Há quem diga, não sem razão, que a região era tão pouco habitada nos idos de 1944, e que o Anel Rodoviário ainda demoraria décadas para existir, que a localização fazia todo o sentido. Eu discordo, até porque a área já integrava a mancha urbana lá atrás, em 1935, bem antes de sua construção.
Difícil saber o que leva um gestor a escolher como sítio aeroportuário uma área na zona urbana, já inserida num vetor de crescimento, e cujo adensamento é não apenas inevitável, mas estimulado e desejado (pelos loteamentos aprovados, pela infraestrutura que já existia e que foi sendo melhorada, e pelos novos loteamentos que vieram sendo aprovados desde então).
Falta de exemplo não foi, considerando que o aeroporto da Pampulha havia sido inaugurado pouco mais de 10 anos antes, fora da mancha urbana e numa distância adequada da zona central da cidade (15 quilômetros).
Na Pampulha, o aeroporto veio antes do bairro e da lagoa. No Carlos Prates, o bairro veio antes. Fosse o sítio escolhido um pouco mais à frente, pertinho da CEASA, esse debate não viria antes de 2040.

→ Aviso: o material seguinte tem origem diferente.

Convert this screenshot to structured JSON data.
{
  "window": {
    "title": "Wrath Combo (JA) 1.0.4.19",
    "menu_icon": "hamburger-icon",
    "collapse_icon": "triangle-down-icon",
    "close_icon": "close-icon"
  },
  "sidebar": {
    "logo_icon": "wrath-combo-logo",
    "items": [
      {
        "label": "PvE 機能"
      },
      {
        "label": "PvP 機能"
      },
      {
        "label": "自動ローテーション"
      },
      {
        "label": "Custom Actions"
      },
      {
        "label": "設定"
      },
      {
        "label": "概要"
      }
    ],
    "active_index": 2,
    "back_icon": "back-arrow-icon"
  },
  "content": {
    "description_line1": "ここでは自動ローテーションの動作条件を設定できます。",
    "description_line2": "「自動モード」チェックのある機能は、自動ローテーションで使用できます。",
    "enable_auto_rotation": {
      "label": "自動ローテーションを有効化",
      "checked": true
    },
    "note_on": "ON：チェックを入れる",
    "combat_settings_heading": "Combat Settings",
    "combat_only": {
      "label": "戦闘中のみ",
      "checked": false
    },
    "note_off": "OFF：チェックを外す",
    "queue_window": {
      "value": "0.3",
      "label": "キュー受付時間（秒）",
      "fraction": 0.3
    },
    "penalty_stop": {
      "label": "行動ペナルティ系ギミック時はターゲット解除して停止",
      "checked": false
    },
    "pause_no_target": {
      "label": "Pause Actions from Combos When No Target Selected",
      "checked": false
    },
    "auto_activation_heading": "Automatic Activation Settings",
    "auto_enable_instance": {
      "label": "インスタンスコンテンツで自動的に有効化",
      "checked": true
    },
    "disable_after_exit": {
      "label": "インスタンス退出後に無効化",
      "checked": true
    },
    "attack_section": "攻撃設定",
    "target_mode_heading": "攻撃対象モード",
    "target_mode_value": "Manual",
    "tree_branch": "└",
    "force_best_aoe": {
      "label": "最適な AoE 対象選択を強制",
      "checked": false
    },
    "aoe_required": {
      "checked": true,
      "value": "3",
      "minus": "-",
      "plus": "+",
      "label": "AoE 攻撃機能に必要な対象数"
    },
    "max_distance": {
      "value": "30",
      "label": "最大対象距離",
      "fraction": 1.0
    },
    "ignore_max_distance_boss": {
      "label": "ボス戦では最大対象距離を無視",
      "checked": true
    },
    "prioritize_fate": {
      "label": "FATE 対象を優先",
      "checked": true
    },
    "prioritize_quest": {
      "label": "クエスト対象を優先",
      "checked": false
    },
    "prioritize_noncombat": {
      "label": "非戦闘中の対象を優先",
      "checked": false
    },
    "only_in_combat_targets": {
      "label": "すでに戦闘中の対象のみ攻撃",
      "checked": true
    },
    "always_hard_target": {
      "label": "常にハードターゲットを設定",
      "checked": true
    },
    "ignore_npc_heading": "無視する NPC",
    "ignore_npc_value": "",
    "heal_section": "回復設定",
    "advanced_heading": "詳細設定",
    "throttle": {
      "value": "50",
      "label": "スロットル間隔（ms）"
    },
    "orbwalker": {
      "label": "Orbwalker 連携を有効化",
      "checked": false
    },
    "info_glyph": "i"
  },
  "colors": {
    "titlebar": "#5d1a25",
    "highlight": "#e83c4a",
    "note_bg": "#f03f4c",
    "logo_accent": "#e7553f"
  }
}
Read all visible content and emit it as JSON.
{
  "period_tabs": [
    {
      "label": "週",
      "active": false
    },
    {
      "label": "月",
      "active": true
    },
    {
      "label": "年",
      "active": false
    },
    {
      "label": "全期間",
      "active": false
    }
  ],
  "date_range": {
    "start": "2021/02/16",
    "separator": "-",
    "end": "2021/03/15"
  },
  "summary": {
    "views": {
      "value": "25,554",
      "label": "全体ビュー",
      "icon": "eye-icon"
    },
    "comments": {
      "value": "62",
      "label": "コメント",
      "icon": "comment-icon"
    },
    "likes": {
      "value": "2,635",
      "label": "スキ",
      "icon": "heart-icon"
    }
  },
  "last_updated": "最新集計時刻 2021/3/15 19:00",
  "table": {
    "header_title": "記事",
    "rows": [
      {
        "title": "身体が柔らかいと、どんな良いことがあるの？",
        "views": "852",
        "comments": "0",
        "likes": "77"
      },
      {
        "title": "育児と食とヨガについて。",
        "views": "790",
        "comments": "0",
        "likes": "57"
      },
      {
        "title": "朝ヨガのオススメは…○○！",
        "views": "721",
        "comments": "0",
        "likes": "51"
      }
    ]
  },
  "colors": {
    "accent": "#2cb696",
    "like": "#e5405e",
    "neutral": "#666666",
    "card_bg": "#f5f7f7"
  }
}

Mas foi o terreno escolhido e, sendo essa a realidade pelos últimos 79 anos, essa peça prejudicou o desenvolvimento do vetor noroeste de Belo Horizonte, obrigada a limitar a altimetria por conta do aeroporto funcionando e, por consequência, a densidade de uma das regiões mais tradicionais e bem servidas em infraestrutura na cidade.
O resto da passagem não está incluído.